All of our hearts go out to Boston right now. I first saw the news yesterday in the afternoon while glancing at Twitter. Like many other people I was glued to updates throughout the rest of the evening, surfing Twitter, Reddit, and the Reuters Live Blog, paying close attention to “power Tweeters” with the scoop like Matthew Keys.
It absolutely blows my mind how much technology has changed our orientation towards major crises like these. You see that in incredibly positive ways (such as Redditors rallying to help and Google running a people-finder), but you also see a grab for attention. Publications pushing to be first, bloggers posting reflections within hours or even minutes.
Adweek, for instance, quickly posted a piece called “Boston Marathon Tragedy Shows Why Brands Need Human Touch” within hours of the event to upbraid major brand about posting automated Tweets and Facebook status updates during an unfolding crisis (the post was later taken down, likely because of the outcry over its timing). I saw a number of social media gurus, too, posting about stopping automated updates.
I manage social media for several clients, and because it’s part of my job to be thinking about making them look good on social’s 24-7 cycle, I was cognizant of the fact that beyond my own shock and horror at what was happening, it was my responsibility to look at what I had planned in terms of their social updates. I needed to adjust their plans on the fly.
At the same time, I have mixed feelings about calling brands out for posting automated updates. I have mixed feelings about posting anything at all to be honest. That includes messages of support and encouragement from brands which runs the risk of seeming self-aggrandizing.
Throughout my career in social, I’ve had the experience of building huge, highly engaged communities for brands literally by hook or by crook, through one-on-one interaction after one-on-one interaction, AND harnessing and fully utilizing automation and optimization technology at huge scale. Because of that I can say that none of the issues are cut-and-dried. But I’ve been thinking a lot about them, both in terms of how I interact with other in social and how I do so on behalf of the brands I work with.
Twitter and the news cycle
Twitter is an incredible tool for capturing news in real time. I had a chance to learn this first hand while working at SocialFlow, where I wrote and edited data-driven stories about the news for our blog.

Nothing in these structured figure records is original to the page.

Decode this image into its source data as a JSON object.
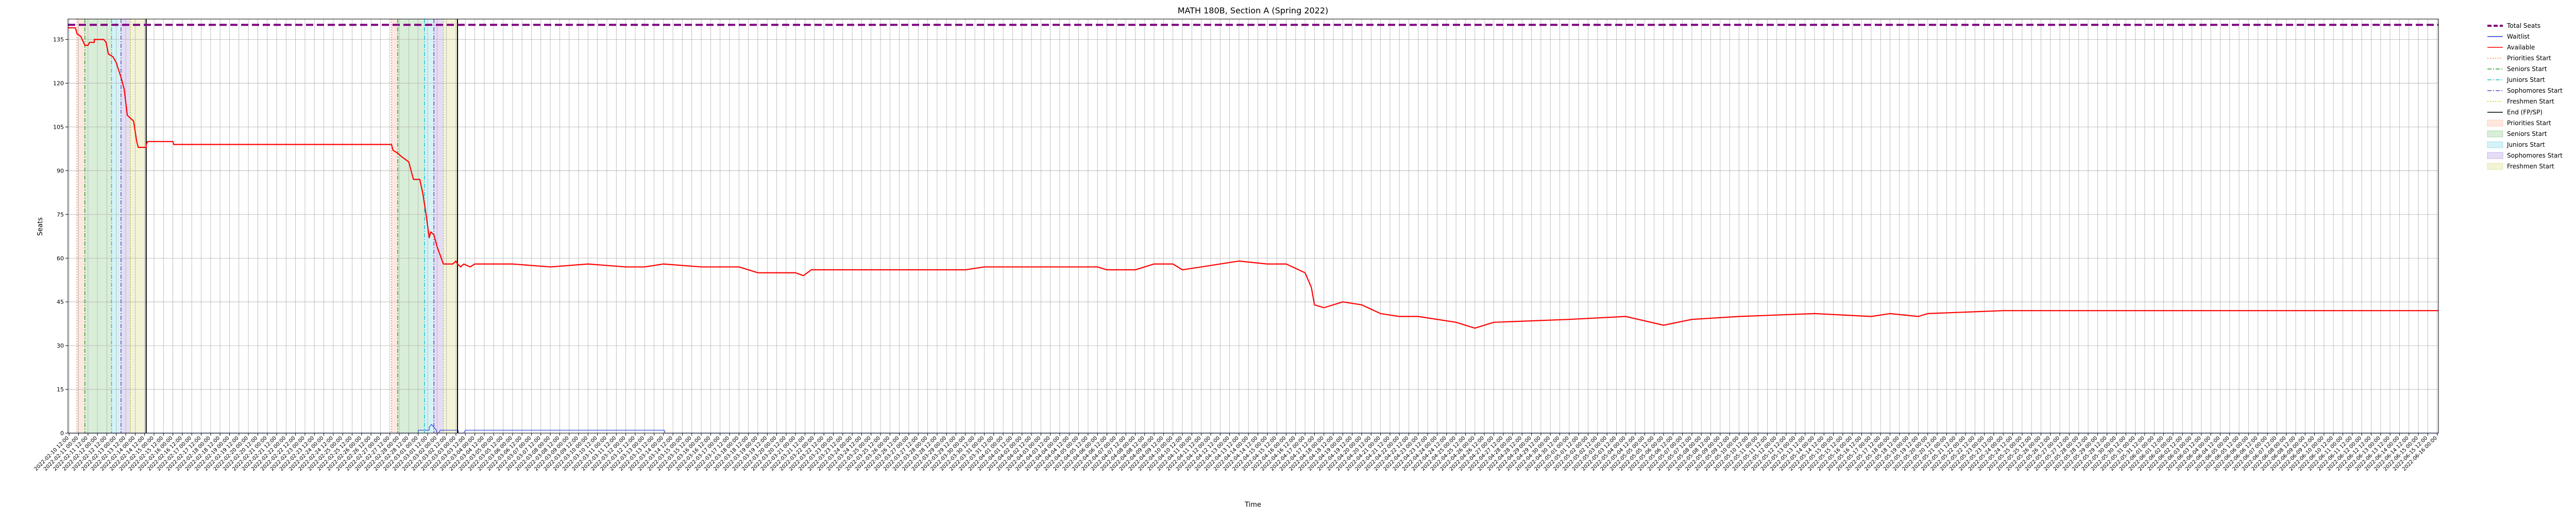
{
  "chart_data": {
    "type": "line",
    "title": "MATH 180B, Section A (Spring 2022)",
    "xlabel": "Time",
    "ylabel": "Seats",
    "ylim": [
      0,
      142
    ],
    "yticks": [
      0,
      15,
      30,
      45,
      60,
      75,
      90,
      105,
      120,
      135
    ],
    "grid": true,
    "legend_position": "outside-right",
    "x_axis": {
      "start": "2022-02-10 10:36",
      "end": "2022-06-16 01:34",
      "tick_every_hours": 12,
      "first_tick": "2022-02-10 12:00"
    },
    "total_seats": 140,
    "colors": {
      "total": "#800080",
      "waitlist": "#1f3fd6",
      "available": "#ff0000",
      "priorities": "#ff7f50",
      "seniors": "#2ca02c",
      "juniors": "#17becf",
      "sophomores": "#6f42c1",
      "freshmen": "#bcbd22",
      "end": "#000000"
    },
    "periods": [
      {
        "priorities": "2022-02-10 22:00",
        "seniors": "2022-02-11 08:00",
        "juniors": "2022-02-12 18:00",
        "sophomores": "2022-02-13 06:00",
        "freshmen": "2022-02-13 18:00",
        "end": "2022-02-14 14:00"
      },
      {
        "priorities": "2022-02-27 14:00",
        "seniors": "2022-02-27 22:00",
        "juniors": "2022-03-01 08:00",
        "sophomores": "2022-03-01 20:00",
        "freshmen": "2022-03-02 08:00",
        "end": "2022-03-03 02:00"
      }
    ],
    "series": [
      {
        "name": "Total Seats",
        "style": "dashed",
        "points": [
          [
            "2022-02-10 10:36",
            140
          ],
          [
            "2022-06-16 01:34",
            140
          ]
        ]
      },
      {
        "name": "Waitlist",
        "style": "solid",
        "points": [
          [
            "2022-02-10 10:36",
            0
          ],
          [
            "2022-03-01 00:00",
            0
          ],
          [
            "2022-03-01 00:00",
            1
          ],
          [
            "2022-03-01 14:00",
            1
          ],
          [
            "2022-03-01 14:00",
            2
          ],
          [
            "2022-03-01 17:00",
            3
          ],
          [
            "2022-03-01 20:00",
            2
          ],
          [
            "2022-03-01 23:00",
            1
          ],
          [
            "2022-03-02 00:00",
            0
          ],
          [
            "2022-03-02 02:00",
            0
          ],
          [
            "2022-03-02 04:00",
            1
          ],
          [
            "2022-03-03 03:00",
            1
          ],
          [
            "2022-03-03 03:00",
            0
          ],
          [
            "2022-03-03 10:00",
            0
          ],
          [
            "2022-03-03 12:00",
            1
          ],
          [
            "2022-03-14 01:00",
            1
          ],
          [
            "2022-03-14 02:00",
            0
          ],
          [
            "2022-06-16 01:34",
            0
          ]
        ]
      },
      {
        "name": "Available",
        "style": "solid",
        "points": [
          [
            "2022-02-10 10:36",
            139
          ],
          [
            "2022-02-10 20:00",
            139
          ],
          [
            "2022-02-10 22:00",
            137
          ],
          [
            "2022-02-11 03:00",
            136
          ],
          [
            "2022-02-11 08:00",
            133
          ],
          [
            "2022-02-11 12:00",
            133
          ],
          [
            "2022-02-11 14:00",
            134
          ],
          [
            "2022-02-11 20:00",
            134
          ],
          [
            "2022-02-11 20:00",
            135
          ],
          [
            "2022-02-12 00:00",
            135
          ],
          [
            "2022-02-12 08:00",
            135
          ],
          [
            "2022-02-12 11:00",
            134
          ],
          [
            "2022-02-12 14:00",
            130
          ],
          [
            "2022-02-12 20:00",
            129
          ],
          [
            "2022-02-13 00:00",
            127
          ],
          [
            "2022-02-13 06:00",
            122
          ],
          [
            "2022-02-13 10:00",
            118
          ],
          [
            "2022-02-13 14:00",
            109
          ],
          [
            "2022-02-13 18:00",
            108
          ],
          [
            "2022-02-13 22:00",
            107
          ],
          [
            "2022-02-14 02:00",
            100
          ],
          [
            "2022-02-14 04:00",
            98
          ],
          [
            "2022-02-14 14:00",
            98
          ],
          [
            "2022-02-14 14:00",
            99
          ],
          [
            "2022-02-14 16:00",
            100
          ],
          [
            "2022-02-16 00:00",
            100
          ],
          [
            "2022-02-16 01:00",
            99
          ],
          [
            "2022-02-27 14:00",
            99
          ],
          [
            "2022-02-27 16:00",
            97
          ],
          [
            "2022-02-27 22:00",
            96
          ],
          [
            "2022-02-28 02:00",
            95
          ],
          [
            "2022-02-28 12:00",
            93
          ],
          [
            "2022-02-28 18:00",
            87
          ],
          [
            "2022-03-01 02:00",
            87
          ],
          [
            "2022-03-01 06:00",
            82
          ],
          [
            "2022-03-01 10:00",
            75
          ],
          [
            "2022-03-01 14:00",
            67
          ],
          [
            "2022-03-01 16:00",
            69
          ],
          [
            "2022-03-01 20:00",
            68
          ],
          [
            "2022-03-02 00:00",
            64
          ],
          [
            "2022-03-02 04:00",
            61
          ],
          [
            "2022-03-02 08:00",
            58
          ],
          [
            "2022-03-02 20:00",
            58
          ],
          [
            "2022-03-03 00:00",
            59
          ],
          [
            "2022-03-03 02:00",
            58
          ],
          [
            "2022-03-03 06:00",
            57
          ],
          [
            "2022-03-03 10:00",
            58
          ],
          [
            "2022-03-03 18:00",
            57
          ],
          [
            "2022-03-04 00:00",
            58
          ],
          [
            "2022-03-06 00:00",
            58
          ],
          [
            "2022-03-08 00:00",
            57
          ],
          [
            "2022-03-10 00:00",
            58
          ],
          [
            "2022-03-12 00:00",
            57
          ],
          [
            "2022-03-13 00:00",
            57
          ],
          [
            "2022-03-14 00:00",
            58
          ],
          [
            "2022-03-16 00:00",
            57
          ],
          [
            "2022-03-18 00:00",
            57
          ],
          [
            "2022-03-19 00:00",
            55
          ],
          [
            "2022-03-21 00:00",
            55
          ],
          [
            "2022-03-21 10:00",
            54
          ],
          [
            "2022-03-21 20:00",
            56
          ],
          [
            "2022-03-24 00:00",
            56
          ],
          [
            "2022-03-28 00:00",
            56
          ],
          [
            "2022-03-30 00:00",
            56
          ],
          [
            "2022-03-31 00:00",
            57
          ],
          [
            "2022-04-04 00:00",
            57
          ],
          [
            "2022-04-06 00:00",
            57
          ],
          [
            "2022-04-06 12:00",
            56
          ],
          [
            "2022-04-08 00:00",
            56
          ],
          [
            "2022-04-08 12:00",
            57
          ],
          [
            "2022-04-09 00:00",
            58
          ],
          [
            "2022-04-10 00:00",
            58
          ],
          [
            "2022-04-10 12:00",
            56
          ],
          [
            "2022-04-11 12:00",
            57
          ],
          [
            "2022-04-12 12:00",
            58
          ],
          [
            "2022-04-13 12:00",
            59
          ],
          [
            "2022-04-15 00:00",
            58
          ],
          [
            "2022-04-16 00:00",
            58
          ],
          [
            "2022-04-17 00:00",
            55
          ],
          [
            "2022-04-17 08:00",
            50
          ],
          [
            "2022-04-17 12:00",
            44
          ],
          [
            "2022-04-18 00:00",
            43
          ],
          [
            "2022-04-19 00:00",
            45
          ],
          [
            "2022-04-20 00:00",
            44
          ],
          [
            "2022-04-21 00:00",
            41
          ],
          [
            "2022-04-22 00:00",
            40
          ],
          [
            "2022-04-23 00:00",
            40
          ],
          [
            "2022-04-25 00:00",
            38
          ],
          [
            "2022-04-26 00:00",
            36
          ],
          [
            "2022-04-27 00:00",
            38
          ],
          [
            "2022-05-01 00:00",
            39
          ],
          [
            "2022-05-04 00:00",
            40
          ],
          [
            "2022-05-06 00:00",
            37
          ],
          [
            "2022-05-07 12:00",
            39
          ],
          [
            "2022-05-10 00:00",
            40
          ],
          [
            "2022-05-14 00:00",
            41
          ],
          [
            "2022-05-17 00:00",
            40
          ],
          [
            "2022-05-18 00:00",
            41
          ],
          [
            "2022-05-19 12:00",
            40
          ],
          [
            "2022-05-20 00:00",
            41
          ],
          [
            "2022-05-24 00:00",
            42
          ],
          [
            "2022-06-16 01:34",
            42
          ]
        ]
      }
    ],
    "legend": [
      {
        "label": "Total Seats",
        "kind": "line",
        "color": "#800080",
        "dash": "dashed",
        "bold": true
      },
      {
        "label": "Waitlist",
        "kind": "line",
        "color": "#1f3fd6",
        "dash": "solid"
      },
      {
        "label": "Available",
        "kind": "line",
        "color": "#ff0000",
        "dash": "solid"
      },
      {
        "label": "Priorities Start",
        "kind": "line",
        "color": "#ff7f50",
        "dash": "dotted"
      },
      {
        "label": "Seniors Start",
        "kind": "line",
        "color": "#2ca02c",
        "dash": "dashdot"
      },
      {
        "label": "Juniors Start",
        "kind": "line",
        "color": "#17becf",
        "dash": "dashdot"
      },
      {
        "label": "Sophomores Start",
        "kind": "line",
        "color": "#6f42c1",
        "dash": "dashdot"
      },
      {
        "label": "Freshmen Start",
        "kind": "line",
        "color": "#bcbd22",
        "dash": "dotted"
      },
      {
        "label": "End (FP/SP)",
        "kind": "line",
        "color": "#000000",
        "dash": "solid"
      },
      {
        "label": "Priorities Start",
        "kind": "patch",
        "color": "#ff7f50"
      },
      {
        "label": "Seniors Start",
        "kind": "patch",
        "color": "#2ca02c"
      },
      {
        "label": "Juniors Start",
        "kind": "patch",
        "color": "#17becf"
      },
      {
        "label": "Sophomores Start",
        "kind": "patch",
        "color": "#6f42c1"
      },
      {
        "label": "Freshmen Start",
        "kind": "patch",
        "color": "#bcbd22"
      }
    ]
  }
}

The brilliant research team there studied the way news filtered out on social media during the raid on Osama Bin Laden’s compound, the East Coast earthquake of 2011, and the KONY2012 saga and produced stunning analysis and visualization. I took that material and help to craft it into compelling blog posts.
It became clear to me looking at all of that data that Twitter is without a doubt our first and most valuable tool during a real-time event. While it does at times offer false reports, it also gives all of us incredible proximity and access to what’s happening on the ground. Social can also be life-saving, as I explored in Trends that Matter 2011: Geolocation and the Social Media of Crisis.
Twitter, however, is a unique case that’s tuned specifically to what we call “real-time.” During events like the marathon tragedy, it is literally taken over by the conversation. Facebook is not completely “real-time” in nature and does not follow the exact same pattern. We turn to Facebook to find out what our friends and family think about something. We turn to Twitter to track something second by second.
What’s Your Plan?
Have you had an internal discussion about what happens to your company’s social media during a crisis? I’ve had enough experience with this to have a feel for it — and I generally make adjustments on the fly — but it wouldn’t hurt to call together the relevant players and adopt a “wait and see” pause when a major news event takes place.
To hear social media gurus with large staffs tell me to never automate updates strikes me as incredibly arrogant.
At the same time, I have a deep-rooted feeling that Twitter works best when not automated. You definitely see that when Twitter ripples with of-the-second updates and nuggets of info during times when the information it conveys are literally matters of life and death. This is truly Twitter at its most transformative and world-changing.
Do I think there’s a place for automation? Absolutely. But I also think that some of your most effective brand-building and profile building happen when you cultivate a one-to-one relationship, a human “voice,” with your audience. That was true for me when I was building the Film Society’s nascent social presence and I see it working incredibly well for even multi-million follower accounts like Whole Foods’. I was at a conference over the weekend on food and tech of the weekend and I realized that all of the accounts that I saw as real models were thoroughly and completely human in the way they approached social, even if that meant they might not be achieving optimal leveraging of all their content at all times on all fronts.
In other words, be human. It’s human to feel, it’s human to make mistakes.
And sometimes it’s human to be at a loss for words.